The Mayflower Compact was a short agreement signed in 1620 by male passengers aboard the Mayflower before they settled at Plymouth. It mattered because the settlers were outside the area covered by their original patent, so they needed a way to create order and authority. The Compact showed that a political community could form a government based on consent and shared rules.
It became an important early example of self-government in the American political tradition.
The document did not create a modern democracy, and it did not give political rights to everyone in the colony. Instead, it established that the signers would combine into a civil body politic and make laws for the general good of the colony. Its power came from the agreement of the signers to follow rules they helped authorize.
Later Americans looked back on the Mayflower Compact as one step in the long development of representative government, written constitutions, and consent of the governed.
Key Facts
- The Mayflower Compact was signed in 1620 aboard the Mayflower near present-day Cape Cod.

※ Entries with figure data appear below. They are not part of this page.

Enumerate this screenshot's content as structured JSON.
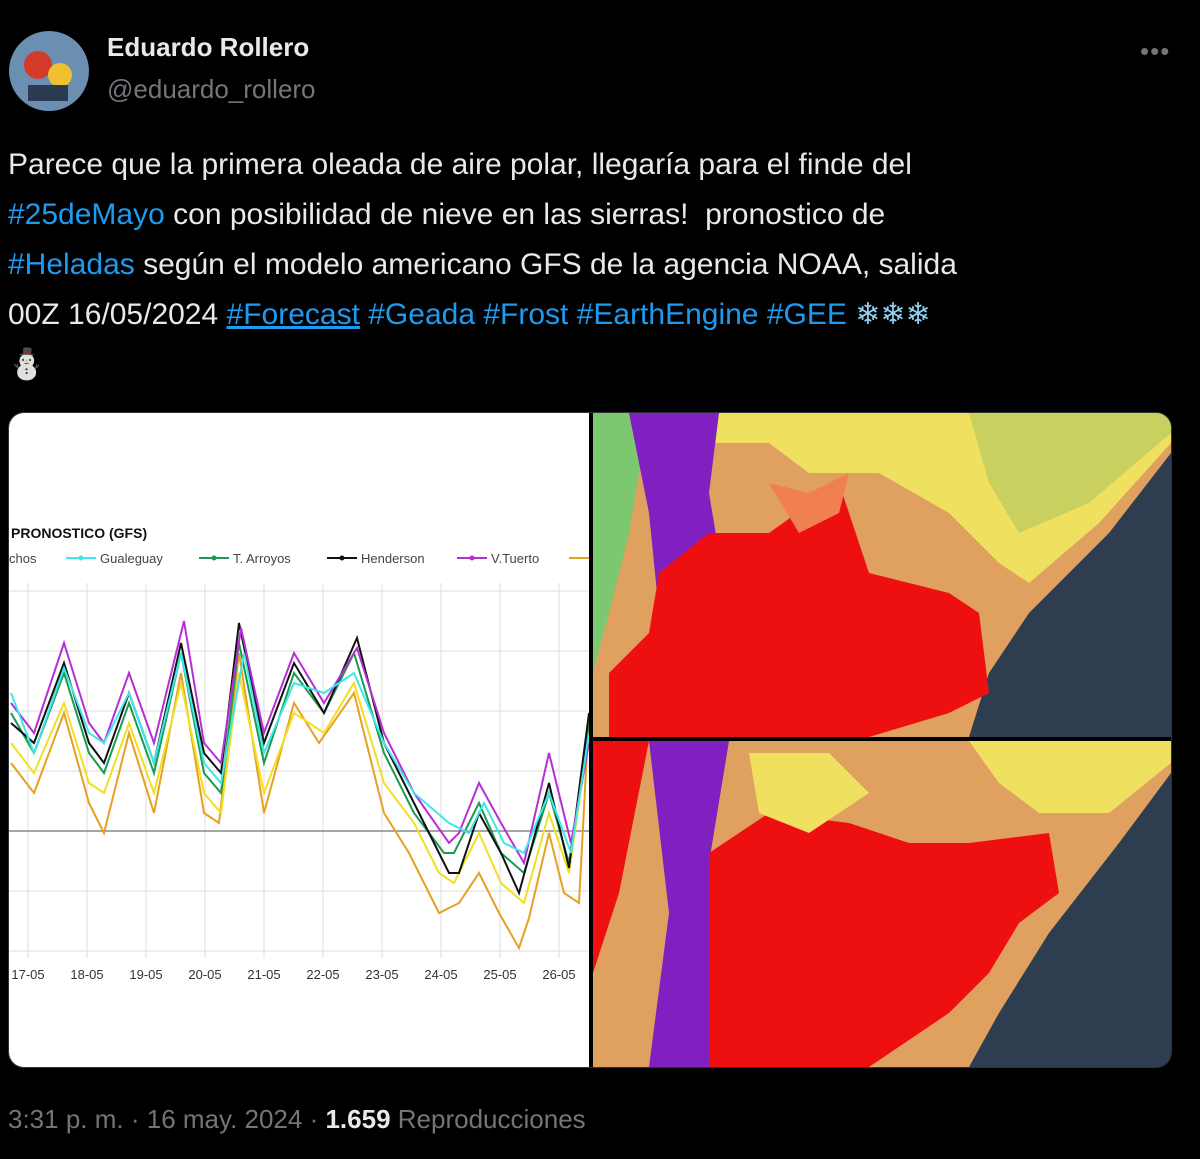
{
  "author": {
    "name": "Eduardo Rollero",
    "handle": "@eduardo_rollero"
  },
  "tweet": {
    "lines": [
      [
        "Parece que la primera oleada de aire polar, llegaría para el finde del"
      ],
      [
        "#25deMayo",
        " con posibilidad de nieve en las sierras!  pronostico de"
      ],
      [
        "#Heladas",
        " según el modelo americano GFS de la agencia NOAA, salida"
      ],
      [
        "00Z 16/05/2024 ",
        "#Forecast",
        " #Geada #Frost #EarthEngine #GEE",
        " ❄❄❄"
      ],
      [
        "⛄"
      ]
    ]
  },
  "image": {
    "chart": {
      "title": "PRONOSTICO (GFS)",
      "legend": [
        "chos",
        "Gualeguay",
        "T. Arroyos",
        "Henderson",
        "V.Tuerto"
      ],
      "categories": [
        "17-05",
        "18-05",
        "19-05",
        "20-05",
        "21-05",
        "22-05",
        "23-05",
        "24-05",
        "25-05",
        "26-05"
      ]
    }
  },
  "footer": {
    "time": "3:31 p. m.",
    "date": "16 may. 2024",
    "views": "1.659",
    "views_label": "Reproducciones"
  }
}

- 41 adult male passengers signed the Compact.
- The Compact created a civil body politic, meaning a political community with shared authority.
- Its central idea was government by consent, meaning people agree to follow laws made for their community.
- The Compact promised to create just and equal laws for the general good of the colony.
- It influenced later American ideas about self-government, written agreements, and consent of the governed.
Vocabulary
- Mayflower Compact
- A 1620 agreement signed by Mayflower passengers to form a government and obey laws for the Plymouth Colony.
- Self-government
- A system in which people in a community take part in creating or approving the rules that govern them.
- Consent of the governed
- The idea that a government's authority comes from the agreement of the people it governs.
- Civil body politic
- A group of people organized as one political community with shared laws and responsibilities.
- Plymouth Colony
- The English settlement founded by the Mayflower passengers in 1620 in present-day Massachusetts.
Common Mistakes to Avoid
- Calling the Mayflower Compact the first U.S. Constitution is wrong because the United States did not exist in 1620 and the Compact only governed the Plymouth settlers.
- Saying everyone aboard the Mayflower signed it is wrong because only 41 adult male passengers signed the document.
- Claiming it created full democracy is wrong because political participation was limited and many people, including women and servants, did not have equal political power.
- Ignoring the colony's legal problem is wrong because the Compact was needed partly because the settlers landed outside the area covered by their original permission to settle.
Practice Questions
- 1 If 102 passengers were aboard the Mayflower and 41 signed the Compact, what percentage of passengers signed it? Round to the nearest whole percent.
- 2 The Mayflower Compact was signed in 1620. The Declaration of Independence was adopted in 1776. How many years passed between these two documents?
- 3 Explain how the Mayflower Compact shows the idea of consent of the governed, even though it did not include everyone in the colony equally.